# Gradient and vector derivatives: row or column vector?

Quite a lot of references (including wikipedia, and http://www.atmos.washington.edu/~dennis/MatrixCalculus.pdf and http://michael.orlitzky.com/articles/the_derivative_of_a_quadratic_form.php) define the derivative of a function by a vector as the partial derivatives of the function arranged in a row (so a derivative of a scalar valued function is a row vector). In this convention the gradient and the vector derivative are transposes of each other. The benefit of this convention is that we can interpret meaning of the derivative as a function that tells you the linear rate of change in each direction. The gradient remains a vector, it tells you the direction and magnitude of the greatest rate of change.
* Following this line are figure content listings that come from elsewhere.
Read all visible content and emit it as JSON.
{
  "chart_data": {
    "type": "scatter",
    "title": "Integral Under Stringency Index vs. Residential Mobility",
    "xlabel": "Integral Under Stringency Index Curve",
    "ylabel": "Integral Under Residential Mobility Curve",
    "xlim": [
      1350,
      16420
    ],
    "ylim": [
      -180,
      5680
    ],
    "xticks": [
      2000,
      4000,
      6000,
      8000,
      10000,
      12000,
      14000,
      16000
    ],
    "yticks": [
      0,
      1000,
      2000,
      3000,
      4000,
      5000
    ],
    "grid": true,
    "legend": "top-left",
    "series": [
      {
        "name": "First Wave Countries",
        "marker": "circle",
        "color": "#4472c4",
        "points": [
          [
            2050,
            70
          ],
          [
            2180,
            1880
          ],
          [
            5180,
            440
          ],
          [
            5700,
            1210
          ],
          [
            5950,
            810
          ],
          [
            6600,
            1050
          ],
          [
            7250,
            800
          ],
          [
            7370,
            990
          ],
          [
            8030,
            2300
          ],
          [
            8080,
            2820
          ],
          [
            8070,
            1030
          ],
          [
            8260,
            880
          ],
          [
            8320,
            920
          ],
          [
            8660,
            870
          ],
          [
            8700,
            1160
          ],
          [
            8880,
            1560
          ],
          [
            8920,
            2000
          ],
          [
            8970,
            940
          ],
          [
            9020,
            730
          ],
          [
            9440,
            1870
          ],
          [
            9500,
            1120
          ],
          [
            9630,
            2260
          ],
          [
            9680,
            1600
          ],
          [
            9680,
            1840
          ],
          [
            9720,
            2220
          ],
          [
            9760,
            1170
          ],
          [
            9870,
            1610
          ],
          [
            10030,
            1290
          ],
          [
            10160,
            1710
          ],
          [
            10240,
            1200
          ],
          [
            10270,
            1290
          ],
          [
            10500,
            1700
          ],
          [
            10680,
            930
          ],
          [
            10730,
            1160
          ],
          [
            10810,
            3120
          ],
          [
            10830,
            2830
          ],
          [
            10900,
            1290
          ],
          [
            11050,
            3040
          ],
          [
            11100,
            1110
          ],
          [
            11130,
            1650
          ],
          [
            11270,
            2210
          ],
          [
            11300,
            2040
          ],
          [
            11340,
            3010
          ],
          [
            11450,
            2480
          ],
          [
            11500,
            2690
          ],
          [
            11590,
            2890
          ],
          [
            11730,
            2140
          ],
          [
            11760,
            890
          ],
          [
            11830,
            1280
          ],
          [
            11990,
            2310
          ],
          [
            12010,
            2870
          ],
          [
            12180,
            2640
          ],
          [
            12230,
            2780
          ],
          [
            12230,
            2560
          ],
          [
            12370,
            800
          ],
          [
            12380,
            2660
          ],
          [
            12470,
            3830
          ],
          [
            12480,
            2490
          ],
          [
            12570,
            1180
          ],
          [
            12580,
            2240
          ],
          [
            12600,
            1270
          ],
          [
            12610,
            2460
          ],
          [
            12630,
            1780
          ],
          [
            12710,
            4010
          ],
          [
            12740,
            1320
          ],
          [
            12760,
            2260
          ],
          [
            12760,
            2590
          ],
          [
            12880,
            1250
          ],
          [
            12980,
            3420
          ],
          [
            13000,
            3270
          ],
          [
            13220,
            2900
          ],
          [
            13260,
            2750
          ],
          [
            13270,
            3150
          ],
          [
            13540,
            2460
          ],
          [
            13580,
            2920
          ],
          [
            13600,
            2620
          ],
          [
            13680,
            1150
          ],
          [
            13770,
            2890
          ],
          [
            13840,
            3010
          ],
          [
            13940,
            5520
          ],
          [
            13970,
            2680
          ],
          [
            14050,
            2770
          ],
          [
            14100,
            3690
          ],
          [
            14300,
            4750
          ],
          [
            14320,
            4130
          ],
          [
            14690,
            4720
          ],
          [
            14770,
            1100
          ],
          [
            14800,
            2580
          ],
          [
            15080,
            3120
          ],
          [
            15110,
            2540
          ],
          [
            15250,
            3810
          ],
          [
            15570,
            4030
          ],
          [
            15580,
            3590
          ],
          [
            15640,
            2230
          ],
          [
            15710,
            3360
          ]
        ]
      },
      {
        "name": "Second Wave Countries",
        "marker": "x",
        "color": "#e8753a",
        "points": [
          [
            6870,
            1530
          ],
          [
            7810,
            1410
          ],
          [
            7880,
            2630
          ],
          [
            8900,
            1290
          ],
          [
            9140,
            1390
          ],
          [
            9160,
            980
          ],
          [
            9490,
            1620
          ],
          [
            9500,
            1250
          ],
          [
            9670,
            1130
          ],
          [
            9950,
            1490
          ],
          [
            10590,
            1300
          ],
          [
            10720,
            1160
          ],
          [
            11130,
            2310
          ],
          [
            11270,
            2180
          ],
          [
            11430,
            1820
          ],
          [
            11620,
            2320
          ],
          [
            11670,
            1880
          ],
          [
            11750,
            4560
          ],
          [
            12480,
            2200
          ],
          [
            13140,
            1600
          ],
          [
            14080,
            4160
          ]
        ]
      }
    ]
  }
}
I recently read Gentle’s Matrix Algebra (http://books.google.com/books/about/Matrix_Algebra.html?id=Pbz3D7Tg5eoC) and he seems to use another convention, where it defines the gradient as equal to the vector derivative, resulting in a column arrangement (so a derivative of a scalar valued function is a column vector). As a result of this arrangement, every differentiation result is the transpose of the result in the other convention. The benefit of this convention, I’m guessing here, is just that the gradient and the derivative are equal. So for optimization tasks, instead of differentiating and then taking the transpose, you can just differentiate.

I think the tension is between Jacobian and gradient. In the row convention the Jacobian follows directly from the definition of the derivative, but you have to apply a transpose to get the gradient; whereas in the column convention the gradient is the one that doesn’t need to be transposed, but you have to apply a transpose to get the Jacobian. So if you prefer to think of the derivative result as a linear map, then the first convention makes sense; if you prefer to think of the result as a vector/direction then the second convention makes sense. So you just have to be consistent.

Which of these conventions is more commonly used in Machine Learning? Am I going to get hopelessly confused if I spend too much time reading work in the “wrong” convention?

If you consider a linear map between vector spaces (such as the Jacobian) $J : u \in U \rightarrow v \in V$, the elements $v = J u$ have to agree in shape with the matrix-vector definition: the components of $v$ are the inner products of the rows of $J$ with $u$.
In e.g. linear regression, the (scalar in this case) output space is a weighted combination of features: $\mathbf{w} ^\intercal \mathbf{u} = v$, again requiring the inner product.